Goldman Sachs has just hosted 19 companies and 200 investors at its 14th Annual Emerging Leaders Conference.
Three ASX small and mid-cap shares that were at the event and impressed Goldman are listed below.
Here's why the broker rates them as buys:
Data#3 Limited (ASX: DTL)
Goldman is a fan of this value-added reseller and managed services provider to the government and enterprise end-market. It has a buy rating and $9.20 price target on its shares.
The broker highlights that "DTL is not seeing any slowdown in software expenditure, both across IaaS (Azure) and SaaS (365), and is positioned to help customers rationalise costs via its optimisation offering in software licence management."
Another positive is its financial performance. Goldman notes that "DTL expects to be FCF positive for FY23, and is considering options for its excess cash as working capital unwinds (such as a special dividend)."
Objective Corporation Limited (ASX: OCL)
Another ASX share that impressed Goldman Sachs is Objective Corp, which provides specialised software solutions and implementation services that enable the digitisation of government and public sector processes. In response to its appearance, the broker has retained its buy rating and $14.80 price target on its shares.
Goldman highlights that "OCL noted that activity has been strong since January, notwithstanding some softness in federal government procurement."
And while the company's shift away from perpetual licences is having a short term impact on margins, the broker was pleased to see that other factors are expected to support a margin recovery next year. It highlights that "OCL is also pulling the pricing lever, while being careful not to gouge customers. Putting these competing forces together, OCL expects that profit margins can resume growth in FY24 vs FY23."
Temple & Webster Group Ltd (ASX: TPW)
Finally, this online furniture retailer remains in favour with analysts at Goldman Sachs. It has a buy rating and $6.50 price target on its shares.
Goldman was pleased to see that the company has responded to current economic conditions.
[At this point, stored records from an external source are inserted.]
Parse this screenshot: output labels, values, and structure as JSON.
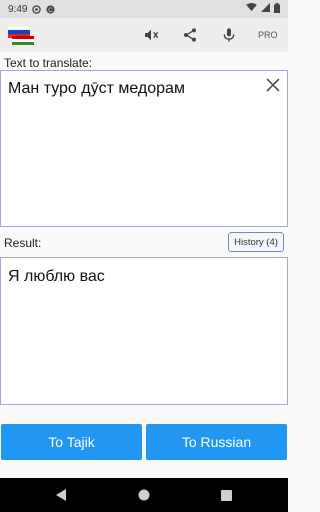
{
  "status_bar": {
    "time": "9:49"
  },
  "toolbar": {
    "pro_label": "PRO"
  },
  "input": {
    "label": "Text to translate:",
    "value": "Ман туро дӯст медорам"
  },
  "result": {
    "label": "Result:",
    "value": "Я люблю вас",
    "history_label": "History (4)"
  },
  "buttons": {
    "to_tajik": "To Tajik",
    "to_russian": "To Russian"
  },
  "colors": {
    "accent": "#2196f3",
    "box_border": "#9fa8da",
    "toolbar_bg": "#eeeeee"
  }
}
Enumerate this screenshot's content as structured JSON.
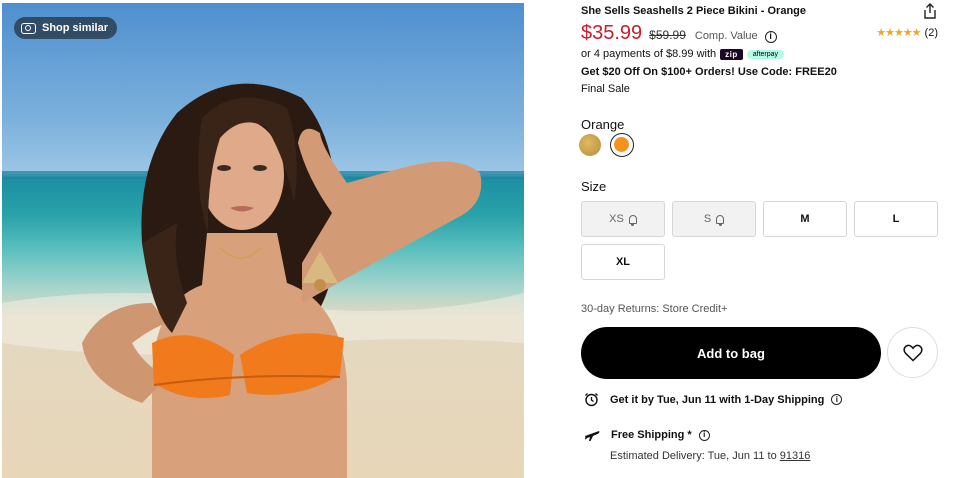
{
  "image": {
    "shop_similar_label": "Shop similar"
  },
  "product": {
    "title": "She Sells Seashells 2 Piece Bikini - Orange",
    "price": "$35.99",
    "compare_price": "$59.99",
    "compare_label": "Comp. Value",
    "rating_count": "(2)",
    "rating_stars": 5,
    "installments_text": "or 4 payments of $8.99 with",
    "zip_badge": "zip",
    "afterpay_badge": "afterpay",
    "promo": "Get $20 Off On $100+ Orders! Use Code: FREE20",
    "final_sale": "Final Sale"
  },
  "color": {
    "label": "Orange",
    "options": [
      "Gold",
      "Orange"
    ],
    "selected": "Orange",
    "swatch_colors": {
      "gold": "#c99d45",
      "orange": "#f7931d"
    }
  },
  "size": {
    "label": "Size",
    "options": [
      {
        "label": "XS",
        "available": false
      },
      {
        "label": "S",
        "available": false
      },
      {
        "label": "M",
        "available": true
      },
      {
        "label": "L",
        "available": true
      },
      {
        "label": "XL",
        "available": true
      }
    ]
  },
  "returns": "30-day Returns: Store Credit+",
  "add_to_bag_label": "Add to bag",
  "shipping": {
    "fast_label": "Get it by Tue, Jun 11 with 1-Day Shipping",
    "free_label": "Free Shipping *",
    "estimate_label": "Estimated Delivery: Tue, Jun 11 to",
    "zipcode": "91316"
  },
  "colors": {
    "price": "#c4202d",
    "button": "#000000",
    "star": "#e7a82b"
  }
}
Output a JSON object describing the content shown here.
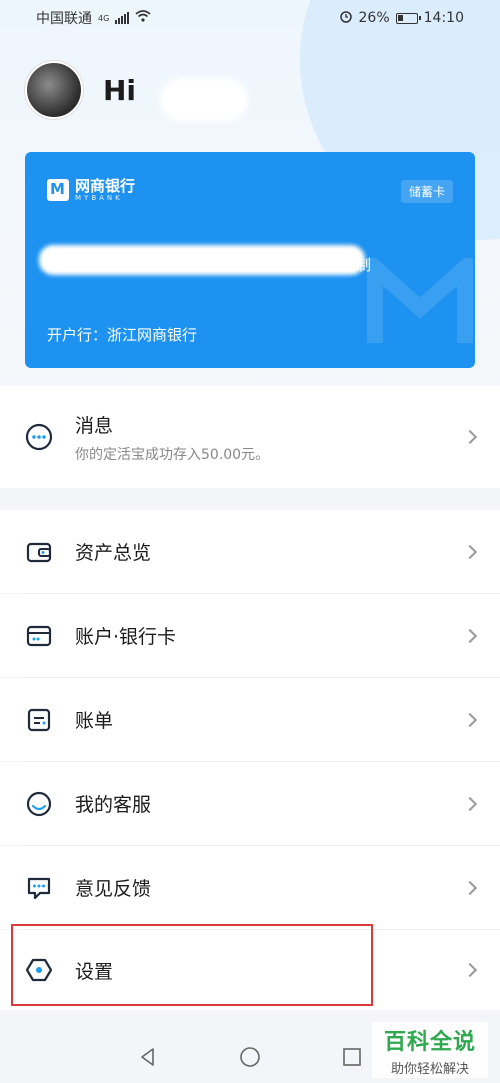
{
  "status_bar": {
    "carrier": "中国联通",
    "network": "4G",
    "battery": "26%",
    "time": "14:10"
  },
  "profile": {
    "greeting": "Hi"
  },
  "card": {
    "bank_name": "网商银行",
    "bank_name_en": "MYBANK",
    "card_type": "储蓄卡",
    "copy_label": "复制",
    "opening_bank": "开户行：浙江网商银行"
  },
  "messages": {
    "title": "消息",
    "subtitle": "你的定活宝成功存入50.00元。"
  },
  "menu": [
    {
      "label": "资产总览"
    },
    {
      "label": "账户·银行卡"
    },
    {
      "label": "账单"
    },
    {
      "label": "我的客服"
    },
    {
      "label": "意见反馈"
    },
    {
      "label": "设置"
    }
  ],
  "watermark": {
    "title": "百科全说",
    "subtitle": "助你轻松解决"
  },
  "colors": {
    "card_blue": "#1d92f0",
    "highlight_red": "#d93a3a"
  }
}
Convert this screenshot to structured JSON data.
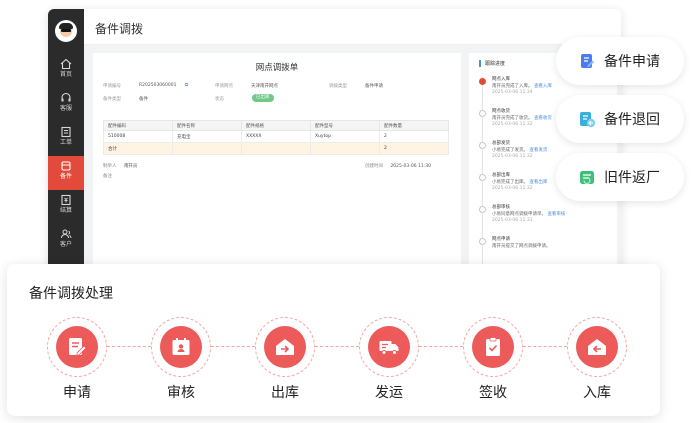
{
  "window": {
    "title": "备件调拨"
  },
  "sidebar": {
    "items": [
      {
        "label": "首页",
        "icon": "home-icon"
      },
      {
        "label": "客服",
        "icon": "headset-icon"
      },
      {
        "label": "工单",
        "icon": "ticket-icon"
      },
      {
        "label": "备件",
        "icon": "box-icon"
      },
      {
        "label": "结算",
        "icon": "settlement-icon"
      },
      {
        "label": "客户",
        "icon": "users-icon"
      }
    ],
    "active_index": 3
  },
  "document": {
    "title": "网点调拨单",
    "fields": [
      {
        "label": "申请编号",
        "value": "R202503060001"
      },
      {
        "label": "申请网点",
        "value": "天津南开网点"
      },
      {
        "label": "调拨类型",
        "value": "备件申请"
      },
      {
        "label": "备件类型",
        "value": "备件"
      },
      {
        "label": "状态",
        "value": "已出库"
      }
    ],
    "table": {
      "headers": [
        "配件编码",
        "配件名称",
        "配件规格",
        "配件型号",
        "配件数量"
      ],
      "rows": [
        [
          "510008",
          "充电宝",
          "XXXXX",
          "Xuytop",
          "2"
        ]
      ],
      "total": {
        "label": "合计",
        "value": "2"
      }
    },
    "footer": {
      "creator_label": "制单人",
      "creator": "南开员",
      "remark_label": "备注",
      "created_label": "创建时间",
      "created_time": "2025-03-06 11:30"
    }
  },
  "progress": {
    "title": "跟踪进度",
    "entries": [
      {
        "title": "网点入库",
        "desc": "南开员完成了入库。",
        "link": "查看入库",
        "time": "2025-03-06 11:34"
      },
      {
        "title": "网点收货",
        "desc": "南开员完成了收货。",
        "link": "查看收货",
        "time": "2025-03-06 11:32"
      },
      {
        "title": "总部发货",
        "desc": "小易完成了发货。",
        "link": "查看发货",
        "time": "2025-03-06 11:32"
      },
      {
        "title": "总部出库",
        "desc": "小易完成了出库。",
        "link": "查看出库",
        "time": "2025-03-06 11:32"
      },
      {
        "title": "总部审核",
        "desc": "小易同意网点调拨申请单。",
        "link": "查看审核",
        "time": "2025-03-06 11:31"
      },
      {
        "title": "网点申请",
        "desc": "南开员提交了网点调拨申请。",
        "link": "",
        "time": ""
      }
    ]
  },
  "quick_actions": [
    {
      "label": "备件申请",
      "icon": "apply-icon",
      "color": "#4a7cf0"
    },
    {
      "label": "备件退回",
      "icon": "return-icon",
      "color": "#3aaedc"
    },
    {
      "label": "旧件返厂",
      "icon": "factory-return-icon",
      "color": "#3fbf7a"
    }
  ],
  "process": {
    "title": "备件调拨处理",
    "steps": [
      {
        "label": "申请",
        "icon": "apply-form-icon"
      },
      {
        "label": "审核",
        "icon": "review-icon"
      },
      {
        "label": "出库",
        "icon": "outbound-icon"
      },
      {
        "label": "发运",
        "icon": "truck-icon"
      },
      {
        "label": "签收",
        "icon": "sign-receipt-icon"
      },
      {
        "label": "入库",
        "icon": "inbound-icon"
      }
    ],
    "accent": "#ec5a5a"
  }
}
It highlights that to "support a more value conscious shopper, the business has also invested in additional entry-level inventory which will land in 4Q23. TPW highlighted this puts it at an advantage vs. peers with a number of smaller retailers in the market unable to invest given weaker market conditions and an inability to pivot product in line with demand."
Overall, the broker believes this means that "a weaker competitive landscape provides an opportunity for TPW to pick up incremental market share of online."